I am not sure if you are serious or not. Sometimes with new posters it is difficult to seperate the naive from the trolls. Assuming the former, and at the risk of pouring water on your fire, the one thing the world is not short of is low houred pilots. There are hundreds if not thousands of people who have spent eye watering sums of money on "pilot training" only to find themselves and, or their families sitting on mountains of debt, with very little realistic prospect of any meaningful aviation related employment in the near term future.

There are many good integrated flying schools who offer this sort of training programme, and I have little doubt that CTC is right up there with the best of them, however these are programmes that require a huge amount of financial commitment. If you apply for an assesment and are offered a place, you will be looking at an early requirement to stump up nearly £70,000 as a training bond, and around another £15,000 for training and living costs. In fact £85,000 to £100,000 would be a ballpark financial outlay for most forms of integrated training, be it CTC or another good provider.

Given the reality of the market, and the combined need to balance the fact they are a commercial company with the costs of providing the assesment, I would suggest that £160 is but a tiny drop in the ocean, if you are serious. If you are baulking at this stage, it would suggest that you are right to be apprehensive.
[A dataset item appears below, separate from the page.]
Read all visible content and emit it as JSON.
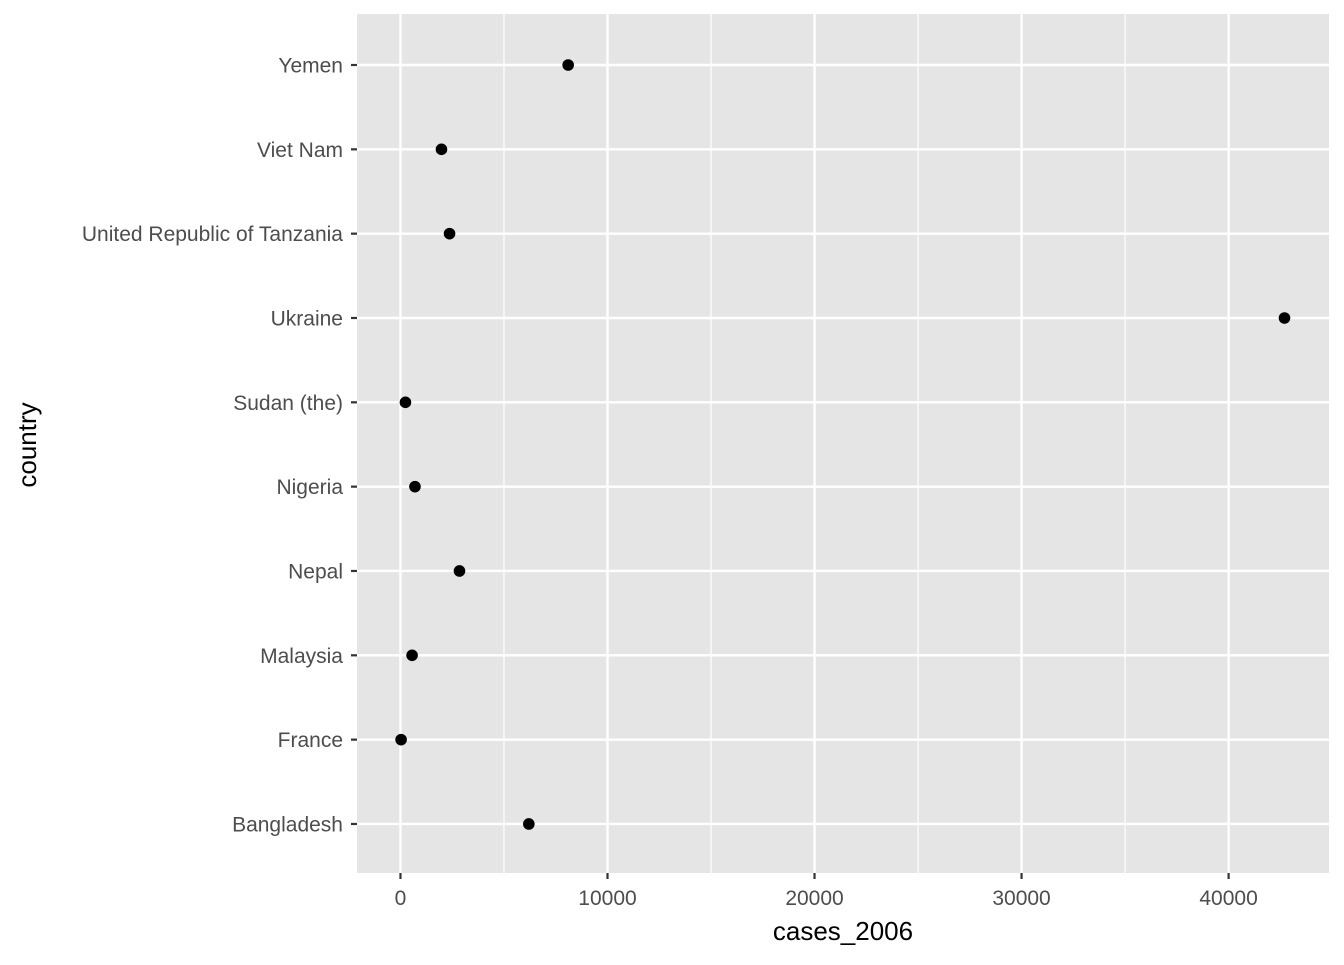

I would suggest that you spend a good deal of time using these forums to research this subject in some serious depth. If you could place all the paper qualified, low houred pilots who have completed their basic commercial training but find themselves with no related employment, in a large field, you would be staggered at just how many are out there, and just how crowded that field is.

Those licences and ratings that have been expensively aquired are perishable commodities with absolutely no intrinsic worth. For each of them the clock starts ticking when they are issued. Along with the medical certificate, they all need to be expensively renewed (often with additional training) at annual intervals. Those who are lucky enough to be plucked from this crowded field, often have to finance additional ratings at significant cost to themselves.

If you have £80K - £100K to spend on something speculative, go for a Ferrari. If it doesn't satisfy, you can sell it and get most of your money back. That is not a luxury that a commercial pilots license will afford in many cases. Having said that, if it something you simply must do, then do it with your eyes open, and do it armed with common sense and knowledge.

Once again if the assesment were £1000, I could better understand your question. £160 is about what it costs me to take my kids to a theme park for a day. That would seem a very small price to pay to find out if you think you have the ability to complete the training course, they think you have the ability, and much more importantly you want to commit to such a serious investment with all the real and potential risks involved.